Evidencia-se que há dois PTs, um governista, o do Campo Majoritário, e o autêntico, que quer recuperar as idéias e as bandeiras éticas que foram a base da sua fundação e conduziram a agremiação até a primeira eleição de Lula. Desse quadro pode-se tirar a conclusão de que Lula voltou ao poder, para um segundo mandato, sem o PT ou apenas com uma fatia dele – a maior, porém a mais fisiológica, mais comprometida com os escândalos e mais conivente com a organização de um governo condominial. O tal Campo Majoritário não passa de mais um grupo entre os muitos que porfiam por posições e cargos, até aceitando renunciar ao que, de direito, deveria caber ao PT, se considerado ainda o partido de Lula.

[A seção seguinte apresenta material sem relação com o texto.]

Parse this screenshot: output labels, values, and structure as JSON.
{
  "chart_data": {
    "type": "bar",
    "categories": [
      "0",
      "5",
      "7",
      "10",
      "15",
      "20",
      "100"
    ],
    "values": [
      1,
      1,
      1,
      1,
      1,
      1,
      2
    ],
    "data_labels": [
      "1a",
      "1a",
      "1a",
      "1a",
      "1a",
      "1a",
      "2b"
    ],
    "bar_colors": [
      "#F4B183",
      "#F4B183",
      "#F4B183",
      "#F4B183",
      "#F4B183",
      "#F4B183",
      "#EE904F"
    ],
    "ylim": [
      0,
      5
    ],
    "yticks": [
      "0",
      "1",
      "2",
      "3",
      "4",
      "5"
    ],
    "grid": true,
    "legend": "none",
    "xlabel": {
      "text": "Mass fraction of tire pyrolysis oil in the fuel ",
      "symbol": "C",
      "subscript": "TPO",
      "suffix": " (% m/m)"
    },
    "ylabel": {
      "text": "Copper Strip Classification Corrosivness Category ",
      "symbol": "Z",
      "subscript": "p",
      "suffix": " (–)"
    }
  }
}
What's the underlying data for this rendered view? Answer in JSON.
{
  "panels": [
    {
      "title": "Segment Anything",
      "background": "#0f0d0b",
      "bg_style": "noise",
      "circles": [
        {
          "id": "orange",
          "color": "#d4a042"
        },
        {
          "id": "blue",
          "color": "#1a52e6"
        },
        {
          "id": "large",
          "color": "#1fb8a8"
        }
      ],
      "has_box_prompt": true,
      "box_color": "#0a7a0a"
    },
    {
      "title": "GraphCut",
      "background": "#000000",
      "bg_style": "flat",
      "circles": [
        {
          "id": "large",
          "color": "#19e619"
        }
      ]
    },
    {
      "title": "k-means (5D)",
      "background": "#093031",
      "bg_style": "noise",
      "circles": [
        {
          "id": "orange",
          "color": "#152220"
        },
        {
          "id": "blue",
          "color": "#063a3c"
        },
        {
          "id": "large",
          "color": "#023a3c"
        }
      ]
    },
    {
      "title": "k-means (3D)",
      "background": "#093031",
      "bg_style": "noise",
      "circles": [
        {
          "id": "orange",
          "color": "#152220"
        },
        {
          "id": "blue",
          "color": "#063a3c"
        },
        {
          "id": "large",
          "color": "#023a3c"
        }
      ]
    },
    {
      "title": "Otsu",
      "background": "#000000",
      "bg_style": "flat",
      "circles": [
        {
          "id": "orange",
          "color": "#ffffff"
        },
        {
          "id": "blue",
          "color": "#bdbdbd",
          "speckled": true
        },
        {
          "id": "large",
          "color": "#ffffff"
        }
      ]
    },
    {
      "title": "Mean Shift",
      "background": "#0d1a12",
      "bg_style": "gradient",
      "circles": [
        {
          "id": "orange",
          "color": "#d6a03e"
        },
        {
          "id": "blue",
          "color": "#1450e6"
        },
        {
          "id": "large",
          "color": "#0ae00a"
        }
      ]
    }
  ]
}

Os líderes do grupo estão prontos para a guerra. A reação aos ataques dos autênticos, comandados pelo ministro Tarso Genro, está sob a batuta de Ricardo Berzoini, atual presidente do partido, que desse posto foi afastado quando seu nome foi envolvido no ?dossiêgate?. Nesse episódio, foi substituído por Marco Aurélio Garcia, assessor internacional de Lula. Agora ele deixa a direção interina e volta à assessoria. E ainda é encarregado de redigir um segundo documento, contra-ataque ou defesa da Mensagem ao partido. A principal e talvez decisiva batalha entre os dois grupos vai acontecer na reunião do diretório nacional do PT, marcada para o dia 10 de fevereiro, em Salvador. Na noite da véspera, também em Salvador, o partido festejará seu 27.º ano de fundação num jantar presidido por Lula. O presidente observa a batalha a distância, evitando envolver-se no arranca-rabo.

Pelo que se sabe, o documento de Genro está longe de ser água com açúcar ou um prato apetitoso para o jantar festivo. Incorporaria versões de líderes de esquerda do petismo. Seus termos ácidos dizem que o partido ainda não superou a crise ética que corrói sua reputação desde 2005. Crise de corrupção ética e programática. O manifesto não considera a crise do PT um episódio conjuntural. Nem o atribui a desvios comportamentais ou meros abusos de poder e de confiança. Afirma que foi uma crise provocada por ?um modo de construção eleitoralista? e pelo afastamento do PT ?das organizações de base e do mundo do trabalho e da utopia socialista?. A conclusão mais provável é que o presidente fica com seu condomínio político e uma sigla PT situacionista aceitando morar no governo de segunda. Quem sabe no porão ou no sótão, onde se guardam as tralhas que já serviram e um dia ainda podem ser reaproveitadas.